Mike Ladisch is a member of the National Academy of Engineering (NAE). His lecture draws from the NAE study and report on "Liquid Transportation Fuels form Coal and Biomass," to which Ladisch contributed.
Michael R. Ladisch is Director of Purdue’s Laboratory of Renewable Resources Engineering, and Distinguished Professor of Agricultural and Biological Engineering. He holds a joint appointment in the Weldon School of Biomedical Engineering, and a courtesy appointment in Food Science. He earned his BS from Drexel University, his MS and PhD from Purdue University, all in Chemical Engineering. He is currently serving as Chief Technology Officer at Mascoma Corporation, under a partial leave of absence arrangement with Purdue University, where he retains limited duties as Director of the Laboratory of Renewable Resources Engineering and as Distinguished Professor. Mascoma is developing innovative and cost effective advances in biotechnology and engineering to unlock and harness the potential of low carbon, renewable energy and to move beyond traditional approaches of ethanol production.
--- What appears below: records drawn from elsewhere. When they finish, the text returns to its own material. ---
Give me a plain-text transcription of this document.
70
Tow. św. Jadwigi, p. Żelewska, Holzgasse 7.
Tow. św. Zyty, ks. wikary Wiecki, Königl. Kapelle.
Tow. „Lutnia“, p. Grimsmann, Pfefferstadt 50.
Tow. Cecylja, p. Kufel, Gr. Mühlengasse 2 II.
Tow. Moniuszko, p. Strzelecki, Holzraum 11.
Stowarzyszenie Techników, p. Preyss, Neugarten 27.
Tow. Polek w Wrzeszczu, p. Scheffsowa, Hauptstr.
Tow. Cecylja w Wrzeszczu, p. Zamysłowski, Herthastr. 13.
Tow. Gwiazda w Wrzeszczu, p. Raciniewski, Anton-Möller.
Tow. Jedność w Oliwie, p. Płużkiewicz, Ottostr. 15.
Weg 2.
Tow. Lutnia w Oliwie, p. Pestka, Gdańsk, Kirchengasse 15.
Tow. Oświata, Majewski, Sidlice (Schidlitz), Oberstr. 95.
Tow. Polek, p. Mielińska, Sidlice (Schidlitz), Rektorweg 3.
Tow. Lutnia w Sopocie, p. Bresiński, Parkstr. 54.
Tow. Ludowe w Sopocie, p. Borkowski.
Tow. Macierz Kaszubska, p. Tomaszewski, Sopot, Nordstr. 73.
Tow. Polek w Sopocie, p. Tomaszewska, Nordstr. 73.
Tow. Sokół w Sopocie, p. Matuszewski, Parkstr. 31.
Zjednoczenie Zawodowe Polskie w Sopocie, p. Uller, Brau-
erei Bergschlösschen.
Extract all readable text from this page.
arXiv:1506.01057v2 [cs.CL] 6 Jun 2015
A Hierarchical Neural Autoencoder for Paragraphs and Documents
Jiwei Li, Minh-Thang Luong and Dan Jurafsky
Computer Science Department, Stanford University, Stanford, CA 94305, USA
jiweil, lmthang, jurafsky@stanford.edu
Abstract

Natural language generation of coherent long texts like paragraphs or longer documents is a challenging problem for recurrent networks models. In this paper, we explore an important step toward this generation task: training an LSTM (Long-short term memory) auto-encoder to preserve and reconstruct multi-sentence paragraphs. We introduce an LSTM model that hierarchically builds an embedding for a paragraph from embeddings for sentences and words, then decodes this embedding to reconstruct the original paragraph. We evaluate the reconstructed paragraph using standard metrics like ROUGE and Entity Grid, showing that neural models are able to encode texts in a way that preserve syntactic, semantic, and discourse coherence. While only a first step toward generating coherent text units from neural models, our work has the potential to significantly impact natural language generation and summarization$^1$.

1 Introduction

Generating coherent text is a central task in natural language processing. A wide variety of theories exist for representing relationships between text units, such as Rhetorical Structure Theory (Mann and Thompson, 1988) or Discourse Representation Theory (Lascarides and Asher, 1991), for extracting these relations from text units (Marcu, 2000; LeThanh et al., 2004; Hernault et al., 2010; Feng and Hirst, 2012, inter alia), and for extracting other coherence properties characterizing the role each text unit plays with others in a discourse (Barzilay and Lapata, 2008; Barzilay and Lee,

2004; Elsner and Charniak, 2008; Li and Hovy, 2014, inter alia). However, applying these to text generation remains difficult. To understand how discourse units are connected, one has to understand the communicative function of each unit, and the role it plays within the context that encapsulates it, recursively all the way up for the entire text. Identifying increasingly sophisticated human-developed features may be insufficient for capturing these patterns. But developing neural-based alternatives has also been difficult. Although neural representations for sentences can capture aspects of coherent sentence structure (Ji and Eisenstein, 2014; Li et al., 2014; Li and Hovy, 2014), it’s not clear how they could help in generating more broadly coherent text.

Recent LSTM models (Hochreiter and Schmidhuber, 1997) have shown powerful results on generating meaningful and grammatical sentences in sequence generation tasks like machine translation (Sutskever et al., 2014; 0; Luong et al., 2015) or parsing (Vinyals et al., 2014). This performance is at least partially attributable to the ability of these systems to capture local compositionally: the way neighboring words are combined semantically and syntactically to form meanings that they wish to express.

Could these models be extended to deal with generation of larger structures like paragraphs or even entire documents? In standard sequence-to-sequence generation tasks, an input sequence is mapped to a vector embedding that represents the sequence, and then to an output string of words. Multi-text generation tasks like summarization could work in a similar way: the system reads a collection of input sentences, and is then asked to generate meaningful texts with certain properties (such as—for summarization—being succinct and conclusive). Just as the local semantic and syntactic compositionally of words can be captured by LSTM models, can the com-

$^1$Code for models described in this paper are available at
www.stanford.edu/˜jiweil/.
Dr. Ladisch has a broad background in bioscience and bioengineering, and has 30 years experience in biofuels and renewable resources research. He is the author of the graduate textbook Bioseparations Engineering, and co-authored the undergraduate textbook Modern Biotechnology. Dr. Ladisch has published numerous research papers and journal articles. He was an inaugural recipient of the Indy Racing League’s Paul Dana Biofuels Award in 2006. He received the Agricultural Team/Biosensor Detection Team and Outstanding Chemical Engineer Awards at Purdue University in 2006. He was awarded the Marvin J. Johnson Award in Biochemical Technology by the American Chemical Society in 2002, and the Food, Pharmaceutical and Bioengineering Division Award of American Institute of Chemical Engineers in 2001. Dr. Ladisch was elected to the National Academy of Engineering in 1999. More recently, in 2008, the AIChE named him as one of the top 100 engineers of the Modern Era. In 2009, he received the Charles Scott Award from the Society of Industrial Microbiology.